About Latin Tenses:
Latin is an inflected language where the verbs include a lot of information about the sentence. (Sometimes the verb is the only word in the sentence.) Even without a noun or pronoun, a Latin verb can tell you who/what the subject is. It can also tell you the time frame, interval, or "tense". When you parse a Latin verb, you deconstruct these and other facets of the Latin.
When you parse a Latin verb, you list the following:
A. meaning/translation
B. person
C. number
D. mood
E. voice (active/passive)
F. tense/aspect
Tense, as mentioned, refers to time. In Latin, there are 3 simple and 3 perfect tenses, a total of 6, and they come in both active and passive forms.
Moods In Different Tenses:
The Indicative Mood is the most common and that's what this page is about. You need to make note of the mood when parsing a verb. Most statement sentences use the indicative. In English, we generally contrast indicative with conditional sentences, although English has the Latin moods (Indicative, Subjunctive*, and Imperative**).
1. Present Tense:
The first of the simple tenses in the Indicative Mood is the present tense. The present tense in the Indicative Mood has both Active and Passive voices. The present tense shows action that is happening now.
- I walk - ambulo
2. Latin Imperfect Tense:
The next tense is the imperfect, which conveys incompleted action in the past. Imperfect means incomplete or unfinished. When translating an imperfect verb, the simple past tense sometimes works.
Other times, "was" plus an "-ing" ending on the verb or "used to" plus the verb will convey the incompleted past action.
- I was walking - ambulabam
The imperfect tense in Latin is used for both continuous and habitual actions in the past.
3. Latin Future Tense:
The third tense is the future tense. A verb in the future tense conveys action that will happen in the future. The customary auxiliary verb denoting the future tense is "will."

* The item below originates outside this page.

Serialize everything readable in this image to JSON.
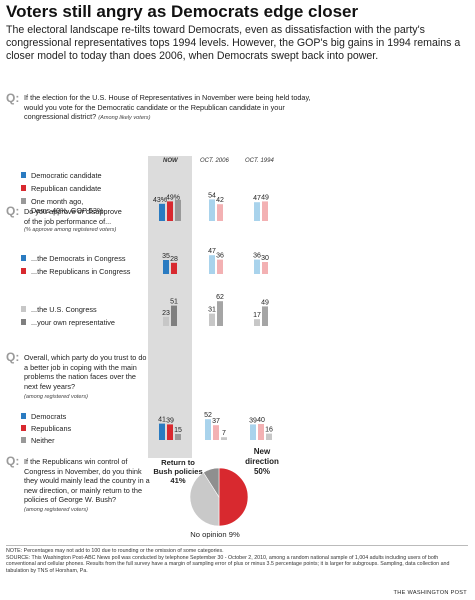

- He will walk - ambulabit
The 1st person singular future ambulabo is translated "I shall walk" -- technically. Most people in the U.S., if not in the rest of the anglophone world, would say "I will walk". The same is true of the 1st person plural ambulabimus: technically, it's "we shall walk," but in custom, it's "we will walk." In the second and third person, it's just "will" without qualification.
Latin Verb Endings:
Active Singular
Active Plural
-o, -m
-s
-t
Passive Singular
-mus
-tis
-nt
Passive Plural
-or, -r
-ris
-tur
-mur
-mini
-ntur
Perfect Active Endings
Singular
Plural
-i
-isti
-it
-imus
-istis
-erunt (sometimes -ere)
Past Tenses:
Past or perfected tenses are used for completed actions. There are 3 such tenses:
4. Perfect,
5. Pluperfect, and
6. Future perfect.
4. Latin (Past) Perfect Tense:
Generally simply called the perfect tense, this tense refers to an action that has been completed. Either a simple past tense ending (e.g., "-ed") or the auxiliary verb "have" conveys the perfect tense.
- I walked - ambulavi
5. Latin Pluperfect Tense:
A verb is in the pluperfect tense if it was completed prior to another. Usually the auxiliary verb "had" signifies a pluperfect verb.
- I had walked - ambulaveram
6. Latin Future Perfect Tense:
Future perfect is used to convey an action that will have been completed prior to something else. "Will have" are the customary auxiliary verbs.
- I will have walked - ambulavero
* More advanced: In the Subjunctive Mood, there are 4 tenses, both active and passive:
- present,
- imperfect,
- perfect, and
- pluperfect.
**There is ordinarily one Latin tense in the Imperative Mood, with both active and passive forms.